As India’s central bank steps up the emphasis on financial sector stability, banks are beefing up their technology teams and enhancing IT spending, as cybersecurity concerns and the need for AI-led services are increasingly becoming core to the sector.
Even as overall hiring remains tepid, demand for technology professionals is on the rise in the sector as banking and investment firms significantly increase their IT spending. With projections indicating 12.2% growth in their IT spending in 2024, the focus is on adopting advanced analytics, artificial intelligence and machine learning-driven solutions, and automation technologies, data from multiple staffing firms showed.
“The BFSI (banking, financial services and insurance) sector has seen a surge in hiring demand but in niche areas. We have seen an urgency by the clients to move to cloud, and this will go up in coming quarters. Cybersecurity has also seen huge demand,” said Kapil Joshi, deputy chief executive at Quess IT staffing.
Staffing services firm Teamlease said the BFSI sector is targeting 6-8% growth in tech hiring in 2024, with a focus on fresh talent and tech-savvy professionals.
BFSI companies are set to make the most recruitment among non-tech sectors, with their technology workforce expected to jump to 490,000 by 2026, up 22.5% from 400,000 in 2023. This compares with an estimated 12% increase in overall workforce hiring (to 8.0 million from over 7.1 million), according to Teamlease.
As per staffing firm Xpheno, BFSI is curretnly the second highest recruiter of tech talent, behind manufacturing.
Insights from Foundit, a Quess Company, indicated that more than 8% of the BFSI sector hirings in June were for software development roles, while 15% were for product management positions and 11% for cybersecurity.
The BFSI sector had seen an increase of 7% in hiring for data science & analytics roles and 10% for AI/ML engineers in June, as per the Foundit report released last month. The other sectors which hired more than the BFSI space in the two roles were software services, internet & ecommerce and advertising & public relations.
“The global outlook further underscores this trend, with IT spending in banking and investment services expected to grow by 9.7% in 2024. As companies pivot from cost-centric decisions to future benefits, there is a clear emphasis on leveraging technologies like generative AI, cloud computing, and cybersecurity to enhance customer experience and operational efficiency. This surge in tech investments is fueling the demand for skilled professionals in the sector,” Joshi said.
The country’s biggest bank, State Bank of India, has declared plans to hire 12,000 freshers as probationary officers and associates in FY25 ending March next year. As much as 85% of them will be engineering graduates.
Over the past three years, mid-size lender Yes Bank onboarded nearly 200 technology professionals annually to “stay ahead in the API (application programming interface) space”, enhancing and customising its product offerings to address key business challenges and technology-enabled risk management.

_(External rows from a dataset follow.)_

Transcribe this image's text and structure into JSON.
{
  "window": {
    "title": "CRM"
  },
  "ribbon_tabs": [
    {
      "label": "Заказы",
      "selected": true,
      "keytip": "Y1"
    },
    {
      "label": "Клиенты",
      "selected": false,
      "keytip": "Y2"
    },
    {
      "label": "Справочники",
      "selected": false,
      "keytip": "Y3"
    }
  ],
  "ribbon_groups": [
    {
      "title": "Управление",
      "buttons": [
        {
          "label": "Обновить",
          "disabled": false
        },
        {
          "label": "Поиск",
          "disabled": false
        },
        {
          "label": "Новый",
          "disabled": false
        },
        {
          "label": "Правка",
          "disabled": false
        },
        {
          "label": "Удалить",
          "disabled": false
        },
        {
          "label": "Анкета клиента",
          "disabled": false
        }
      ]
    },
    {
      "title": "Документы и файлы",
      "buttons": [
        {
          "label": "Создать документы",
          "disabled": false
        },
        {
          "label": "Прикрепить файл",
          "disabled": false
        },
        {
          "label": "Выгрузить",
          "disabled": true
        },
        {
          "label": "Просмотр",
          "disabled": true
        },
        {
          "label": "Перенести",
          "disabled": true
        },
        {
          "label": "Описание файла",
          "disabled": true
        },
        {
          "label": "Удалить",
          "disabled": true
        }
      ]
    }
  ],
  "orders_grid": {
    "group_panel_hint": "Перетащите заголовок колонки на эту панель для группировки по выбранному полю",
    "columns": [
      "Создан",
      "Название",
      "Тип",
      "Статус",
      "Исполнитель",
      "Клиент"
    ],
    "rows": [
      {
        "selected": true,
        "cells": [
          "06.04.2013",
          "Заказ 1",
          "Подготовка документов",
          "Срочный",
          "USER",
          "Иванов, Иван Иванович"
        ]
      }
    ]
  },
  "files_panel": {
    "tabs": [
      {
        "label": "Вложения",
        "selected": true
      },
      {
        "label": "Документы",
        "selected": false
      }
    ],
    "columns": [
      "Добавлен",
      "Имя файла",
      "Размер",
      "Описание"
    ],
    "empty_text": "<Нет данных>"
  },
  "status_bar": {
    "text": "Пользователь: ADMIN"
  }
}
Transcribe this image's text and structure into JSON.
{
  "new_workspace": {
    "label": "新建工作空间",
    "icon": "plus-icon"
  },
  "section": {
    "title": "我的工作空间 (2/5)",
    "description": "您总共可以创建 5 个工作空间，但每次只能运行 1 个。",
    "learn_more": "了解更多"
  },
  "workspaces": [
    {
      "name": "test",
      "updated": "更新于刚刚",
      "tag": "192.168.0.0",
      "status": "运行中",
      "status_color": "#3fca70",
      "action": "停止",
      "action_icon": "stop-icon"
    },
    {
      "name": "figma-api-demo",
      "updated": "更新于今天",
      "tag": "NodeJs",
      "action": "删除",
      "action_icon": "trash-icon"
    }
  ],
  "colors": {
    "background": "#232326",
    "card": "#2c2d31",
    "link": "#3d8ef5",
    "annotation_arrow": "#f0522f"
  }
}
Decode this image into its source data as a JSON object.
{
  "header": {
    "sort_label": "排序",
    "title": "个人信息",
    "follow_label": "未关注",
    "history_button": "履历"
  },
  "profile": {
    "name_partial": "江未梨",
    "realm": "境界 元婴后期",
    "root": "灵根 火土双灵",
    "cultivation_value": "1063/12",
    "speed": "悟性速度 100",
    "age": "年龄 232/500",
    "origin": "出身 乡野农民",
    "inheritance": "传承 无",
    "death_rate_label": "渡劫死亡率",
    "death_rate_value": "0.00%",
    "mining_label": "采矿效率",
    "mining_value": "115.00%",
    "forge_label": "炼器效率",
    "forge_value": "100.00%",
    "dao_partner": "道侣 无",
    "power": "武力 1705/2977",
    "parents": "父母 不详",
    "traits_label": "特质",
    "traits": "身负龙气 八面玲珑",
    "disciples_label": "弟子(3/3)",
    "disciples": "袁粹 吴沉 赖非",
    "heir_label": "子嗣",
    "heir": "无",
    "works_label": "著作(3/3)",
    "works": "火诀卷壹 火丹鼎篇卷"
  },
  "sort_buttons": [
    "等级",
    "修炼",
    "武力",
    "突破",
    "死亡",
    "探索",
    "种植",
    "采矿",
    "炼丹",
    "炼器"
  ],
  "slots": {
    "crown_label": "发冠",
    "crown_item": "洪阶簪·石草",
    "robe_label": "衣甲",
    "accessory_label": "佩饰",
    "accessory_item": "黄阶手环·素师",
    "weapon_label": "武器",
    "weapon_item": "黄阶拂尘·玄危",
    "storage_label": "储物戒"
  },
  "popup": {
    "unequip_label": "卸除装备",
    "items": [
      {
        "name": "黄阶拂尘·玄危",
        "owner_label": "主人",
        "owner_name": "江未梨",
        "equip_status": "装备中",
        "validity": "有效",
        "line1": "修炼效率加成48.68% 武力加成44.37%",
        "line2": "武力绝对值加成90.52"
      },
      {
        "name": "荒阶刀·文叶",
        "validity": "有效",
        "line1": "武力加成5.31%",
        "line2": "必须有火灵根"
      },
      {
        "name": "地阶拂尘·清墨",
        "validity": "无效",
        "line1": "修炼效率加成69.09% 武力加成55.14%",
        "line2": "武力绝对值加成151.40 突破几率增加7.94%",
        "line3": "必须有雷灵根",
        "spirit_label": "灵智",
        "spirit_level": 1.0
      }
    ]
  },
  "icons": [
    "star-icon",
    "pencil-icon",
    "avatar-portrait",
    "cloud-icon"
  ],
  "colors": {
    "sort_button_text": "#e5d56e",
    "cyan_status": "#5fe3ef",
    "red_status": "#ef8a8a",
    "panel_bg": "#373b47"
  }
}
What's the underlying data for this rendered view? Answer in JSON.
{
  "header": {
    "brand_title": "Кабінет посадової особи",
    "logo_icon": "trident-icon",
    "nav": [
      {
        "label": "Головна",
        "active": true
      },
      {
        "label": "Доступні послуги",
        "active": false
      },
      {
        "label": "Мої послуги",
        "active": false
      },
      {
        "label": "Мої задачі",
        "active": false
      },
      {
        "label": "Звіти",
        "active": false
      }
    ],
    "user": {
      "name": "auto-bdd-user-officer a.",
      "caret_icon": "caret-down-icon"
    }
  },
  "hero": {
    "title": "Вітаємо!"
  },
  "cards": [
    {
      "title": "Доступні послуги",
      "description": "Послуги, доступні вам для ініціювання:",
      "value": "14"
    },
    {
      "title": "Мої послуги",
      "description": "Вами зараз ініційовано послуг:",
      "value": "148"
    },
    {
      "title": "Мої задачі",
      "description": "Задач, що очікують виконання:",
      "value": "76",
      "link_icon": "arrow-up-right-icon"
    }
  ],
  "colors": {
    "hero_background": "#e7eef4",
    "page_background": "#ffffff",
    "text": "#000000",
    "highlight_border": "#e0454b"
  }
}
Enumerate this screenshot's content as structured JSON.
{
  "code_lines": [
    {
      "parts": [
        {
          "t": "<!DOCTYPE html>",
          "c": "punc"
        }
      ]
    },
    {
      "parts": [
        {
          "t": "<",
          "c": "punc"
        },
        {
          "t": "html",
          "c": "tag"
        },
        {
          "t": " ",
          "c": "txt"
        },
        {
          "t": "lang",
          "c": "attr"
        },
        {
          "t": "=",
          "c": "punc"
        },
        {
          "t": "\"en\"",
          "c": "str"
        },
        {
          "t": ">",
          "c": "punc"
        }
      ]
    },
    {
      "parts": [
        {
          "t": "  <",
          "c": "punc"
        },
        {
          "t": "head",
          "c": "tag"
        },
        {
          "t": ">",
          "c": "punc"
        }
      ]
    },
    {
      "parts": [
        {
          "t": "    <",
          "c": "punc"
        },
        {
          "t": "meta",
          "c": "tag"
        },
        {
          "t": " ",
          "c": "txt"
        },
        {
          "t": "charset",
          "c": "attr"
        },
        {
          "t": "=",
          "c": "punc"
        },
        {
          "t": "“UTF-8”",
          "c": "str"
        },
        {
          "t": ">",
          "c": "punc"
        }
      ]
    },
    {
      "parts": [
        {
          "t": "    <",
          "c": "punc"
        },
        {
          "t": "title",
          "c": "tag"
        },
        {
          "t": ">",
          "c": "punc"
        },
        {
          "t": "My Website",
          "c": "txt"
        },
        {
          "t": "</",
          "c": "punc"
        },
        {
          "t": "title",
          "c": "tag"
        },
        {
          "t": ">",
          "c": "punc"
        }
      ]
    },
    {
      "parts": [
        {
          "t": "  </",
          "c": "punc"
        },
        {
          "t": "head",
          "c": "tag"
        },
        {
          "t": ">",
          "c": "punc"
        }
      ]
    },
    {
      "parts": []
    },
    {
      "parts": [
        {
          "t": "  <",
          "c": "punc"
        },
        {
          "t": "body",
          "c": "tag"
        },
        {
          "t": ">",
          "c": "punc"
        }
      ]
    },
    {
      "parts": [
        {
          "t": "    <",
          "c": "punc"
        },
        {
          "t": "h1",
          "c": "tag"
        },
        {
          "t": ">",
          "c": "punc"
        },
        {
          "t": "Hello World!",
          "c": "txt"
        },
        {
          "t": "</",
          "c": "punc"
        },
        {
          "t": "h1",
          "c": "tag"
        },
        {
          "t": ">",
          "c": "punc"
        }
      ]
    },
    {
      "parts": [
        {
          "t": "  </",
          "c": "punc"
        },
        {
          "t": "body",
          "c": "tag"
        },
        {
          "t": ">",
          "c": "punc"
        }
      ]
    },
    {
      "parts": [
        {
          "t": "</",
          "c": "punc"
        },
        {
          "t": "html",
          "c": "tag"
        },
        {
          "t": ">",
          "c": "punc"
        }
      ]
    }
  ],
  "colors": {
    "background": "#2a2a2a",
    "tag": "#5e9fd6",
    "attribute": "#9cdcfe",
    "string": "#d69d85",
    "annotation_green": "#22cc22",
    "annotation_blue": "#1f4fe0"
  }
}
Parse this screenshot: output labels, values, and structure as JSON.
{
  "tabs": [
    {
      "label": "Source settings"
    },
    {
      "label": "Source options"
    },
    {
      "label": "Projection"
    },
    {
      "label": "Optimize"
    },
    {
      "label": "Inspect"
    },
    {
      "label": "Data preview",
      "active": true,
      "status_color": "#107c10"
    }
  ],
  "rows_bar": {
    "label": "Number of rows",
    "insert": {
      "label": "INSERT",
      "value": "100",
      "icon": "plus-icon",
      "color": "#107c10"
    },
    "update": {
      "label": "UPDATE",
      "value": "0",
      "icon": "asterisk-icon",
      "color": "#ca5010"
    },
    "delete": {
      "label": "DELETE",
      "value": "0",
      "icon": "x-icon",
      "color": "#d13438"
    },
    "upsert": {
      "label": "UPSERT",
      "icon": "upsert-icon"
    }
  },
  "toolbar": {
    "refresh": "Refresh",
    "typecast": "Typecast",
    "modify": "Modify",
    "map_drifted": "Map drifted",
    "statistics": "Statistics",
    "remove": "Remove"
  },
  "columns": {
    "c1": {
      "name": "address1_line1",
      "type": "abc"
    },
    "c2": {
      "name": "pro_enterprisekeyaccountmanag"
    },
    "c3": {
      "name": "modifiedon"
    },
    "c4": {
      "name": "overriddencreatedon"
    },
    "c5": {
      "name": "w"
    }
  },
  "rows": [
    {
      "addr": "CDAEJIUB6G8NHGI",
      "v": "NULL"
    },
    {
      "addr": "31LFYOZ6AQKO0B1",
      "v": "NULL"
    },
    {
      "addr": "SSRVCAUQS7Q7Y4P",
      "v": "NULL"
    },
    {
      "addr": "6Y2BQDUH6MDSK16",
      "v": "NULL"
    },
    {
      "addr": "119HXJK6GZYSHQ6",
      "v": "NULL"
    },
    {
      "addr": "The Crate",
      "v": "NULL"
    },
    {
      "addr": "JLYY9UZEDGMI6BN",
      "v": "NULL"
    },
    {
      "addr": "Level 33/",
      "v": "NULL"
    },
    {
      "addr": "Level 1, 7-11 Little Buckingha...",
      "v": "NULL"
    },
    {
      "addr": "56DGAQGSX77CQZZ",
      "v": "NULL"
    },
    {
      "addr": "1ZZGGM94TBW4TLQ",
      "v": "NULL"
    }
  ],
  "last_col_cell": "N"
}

“In today’s rapidly evolving landscape, technology adoption isn’t just an option, it’s a necessity for any business … Looking ahead, Yes Bank remains dedicated to further strengthening its in-house development and IT infrastructure teams. This ongoing investment in talent will be crucial in building sustainable, unified customer experiences, advancing digitisation and fortifying data management and security architecture,” chief human resource officer Archana Shiroor said.
The global capability centres (GCCs) of BFSI companies are also absorbing significant tech talent. India has around 185 GCC units in BFSI, according to Teamlease.
“The BFSI industry is witnessing a surge in demand for professionals skilled in GenAI. Key areas of expertise include natural language processing, ML, data science, and a deep understanding of financial services,” said Krishna Vij, business head for IT staffing at Teamlease Digital.
In 2024, the BFSI landscape will be characterised by transformative trends driven by digital transformation, significant infrastructure investments, prudent risk management, AI integration, and open banking initiatives. These trends include the widespread adoption of AI-powered tools for customer engagement, hyper-personalisation of banking services, rise of neo-banks, maturation of open banking ecosystems and an intensified focus on cybersecurity to safeguard digital transactions.
Sounding alarm on the IT global outage on July 19 due to cybersecurity firm CrowdStrike’s faulty update, the Reserve Bank of India, in its monthly bulletin this month said, it is necessary that banks and financial institutions build appropriate risk management frameworks in their IT, cybersecurity and third-party outsourcing arrangements to maintain operational resilience.